Deriving sediment yield (SY) from discharge (Q) and suspended sediment concentration (SSC) measurements is subject to multiple sources of error, including the sampling method, the sampling scheme and frequency, the load calculation method, and the measuring period. While the uncertainty from these individual sources of error has been studied in various contexts, their combined effect on SY calculations remains largely unquantified. This is mainly due to their complex and counteracting influences, the absence of detailed sampling protocol information, and the lack of true reference data. Still, estimating the total uncertainty on current and historical SY measurements is crucial to understand how these observational errors propagate in SY modelling and can impact subsequent model interpretation and decision-making.

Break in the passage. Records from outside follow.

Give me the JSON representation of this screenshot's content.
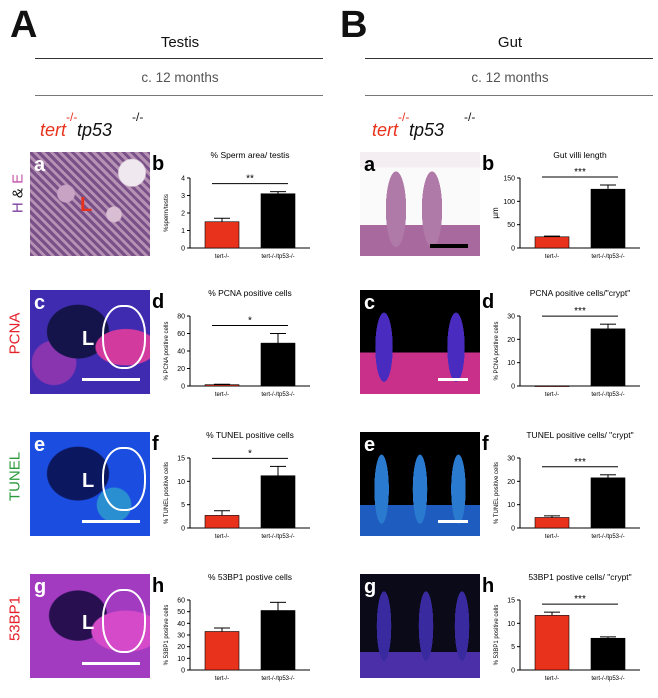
{
  "panelA": {
    "letter": "A",
    "title": "Testis",
    "age": "c. 12 months"
  },
  "panelB": {
    "letter": "B",
    "title": "Gut",
    "age": "c. 12 months"
  },
  "genotype": {
    "tert": "tert",
    "tert_sup": "-/-",
    "tp53": "tp53",
    "tp53_sup": "-/-"
  },
  "row_labels": {
    "he_h": "H",
    "he_amp": "&",
    "he_e": "E",
    "pcna": "PCNA",
    "tunel": "TUNEL",
    "bp1": "53BP1"
  },
  "image_letters": {
    "testis": [
      "a",
      "c",
      "e",
      "g"
    ],
    "gut": [
      "a",
      "c",
      "e",
      "g"
    ],
    "lumen": "L"
  },
  "colors": {
    "red": "#e8321c",
    "black": "#000000",
    "pcna": "#e4212b",
    "tunel": "#2a9a3c",
    "he": "#7b3f9e"
  },
  "chart_data": [
    {
      "id": "testis-sperm",
      "letter": "b",
      "type": "bar",
      "title": "% Sperm area/ testis",
      "ylabel": "%sperm/testis",
      "categories": [
        "tert-/-",
        "tert-/-/tp53-/-"
      ],
      "values": [
        1.5,
        3.1
      ],
      "errors": [
        0.2,
        0.12
      ],
      "ylim": [
        0,
        4
      ],
      "yticks": [
        0,
        1,
        2,
        3,
        4
      ],
      "sig": "**"
    },
    {
      "id": "gut-villi",
      "letter": "b",
      "type": "bar",
      "title": "Gut villi length",
      "ylabel": "µm",
      "categories": [
        "tert-/-",
        "tert-/-/tp53-/-"
      ],
      "values": [
        24,
        126
      ],
      "errors": [
        1.5,
        9
      ],
      "ylim": [
        0,
        150
      ],
      "yticks": [
        0,
        50,
        100,
        150
      ],
      "sig": "***"
    },
    {
      "id": "testis-pcna",
      "letter": "d",
      "type": "bar",
      "title": "% PCNA positive cells",
      "ylabel": "% PCNA positive cells",
      "categories": [
        "tert-/-",
        "tert-/-/tp53-/-"
      ],
      "values": [
        1.5,
        49
      ],
      "errors": [
        0.5,
        11
      ],
      "ylim": [
        0,
        80
      ],
      "yticks": [
        0,
        20,
        40,
        60,
        80
      ],
      "sig": "*"
    },
    {
      "id": "gut-pcna",
      "letter": "d",
      "type": "bar",
      "title": "PCNA positive cells/\"crypt\"",
      "ylabel": "% PCNA positive cells",
      "categories": [
        "tert-/-",
        "tert-/-/tp53-/-"
      ],
      "values": [
        0.1,
        24.5
      ],
      "errors": [
        0,
        2
      ],
      "ylim": [
        0,
        30
      ],
      "yticks": [
        0,
        10,
        20,
        30
      ],
      "sig": "***"
    },
    {
      "id": "testis-tunel",
      "letter": "f",
      "type": "bar",
      "title": "% TUNEL positive cells",
      "ylabel": "% TUNEL positive cells",
      "categories": [
        "tert-/-",
        "tert-/-/tp53-/-"
      ],
      "values": [
        2.7,
        11.2
      ],
      "errors": [
        1,
        2
      ],
      "ylim": [
        0,
        15
      ],
      "yticks": [
        0,
        5,
        10,
        15
      ],
      "sig": "*"
    },
    {
      "id": "gut-tunel",
      "letter": "f",
      "type": "bar",
      "title": "TUNEL positive cells/ \"crypt\"",
      "ylabel": "% TUNEL positive cells",
      "categories": [
        "tert-/-",
        "tert-/-/tp53-/-"
      ],
      "values": [
        4.5,
        21.5
      ],
      "errors": [
        0.7,
        1.3
      ],
      "ylim": [
        0,
        30
      ],
      "yticks": [
        0,
        10,
        20,
        30
      ],
      "sig": "***"
    },
    {
      "id": "testis-53bp1",
      "letter": "h",
      "type": "bar",
      "title": "% 53BP1 postive cells",
      "ylabel": "% 53BP1 positive cells",
      "categories": [
        "tert-/-",
        "tert-/-/tp53-/-"
      ],
      "values": [
        33,
        51
      ],
      "errors": [
        3,
        7
      ],
      "ylim": [
        0,
        60
      ],
      "yticks": [
        0,
        10,
        20,
        30,
        40,
        50,
        60
      ],
      "sig": ""
    },
    {
      "id": "gut-53bp1",
      "letter": "h",
      "type": "bar",
      "title": "53BP1 postive cells/ \"crypt\"",
      "ylabel": "% 53BP1 positive cells",
      "categories": [
        "tert-/-",
        "tert-/-/tp53-/-"
      ],
      "values": [
        11.7,
        6.8
      ],
      "errors": [
        0.7,
        0.3
      ],
      "ylim": [
        0,
        15
      ],
      "yticks": [
        0,
        5,
        10,
        15
      ],
      "sig": "***"
    }
  ]
}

Here, we aim to develop a tool that can provide realistic ranges of total uncertainty in SY observations worldwide for which limited metadata is reported. We do this by means of Monte Carlo simulations and machine learning. Using available long-term daily Q and SSC series, we quantify the effect of measurement-related sources of error, as well as their relative importance, on SY calculations. We apply this method on a (spatially) diverse selection of ∼180 gauging stations and further explore the relationship between SY uncertainty and catchment characteristics, including upstream area, land cover, and climate. Preliminary findings indicate that the range of uncertainty in SY calculations is mainly influenced by the sampling frequency, whereas the load calculation method and the sampling scheme can introduce important biases. Measuring errors on individual Q and SSC observations have relatively little impact on total SY uncertainty, provided that these measurements are unbiased. When considering long-term average SY, the length of the measuring period then becomes the most important source of uncertainty. Overall, the combined effect of these sources of error can lead to deviations up to three orders of magnitude from the true SY. Using these sampling-related variables and catchment characteristics derived from global hydro-environmental datasets, we further apply a gradient boosting algorithm to predict total uncertainty in annual SY and achieve a Nash-Sutcliffe model efficiency of ∼0.76. The model resulting from this work can thus provide scientists with realistic uncertainty estimates on existing SY observations with only basic metadata information available.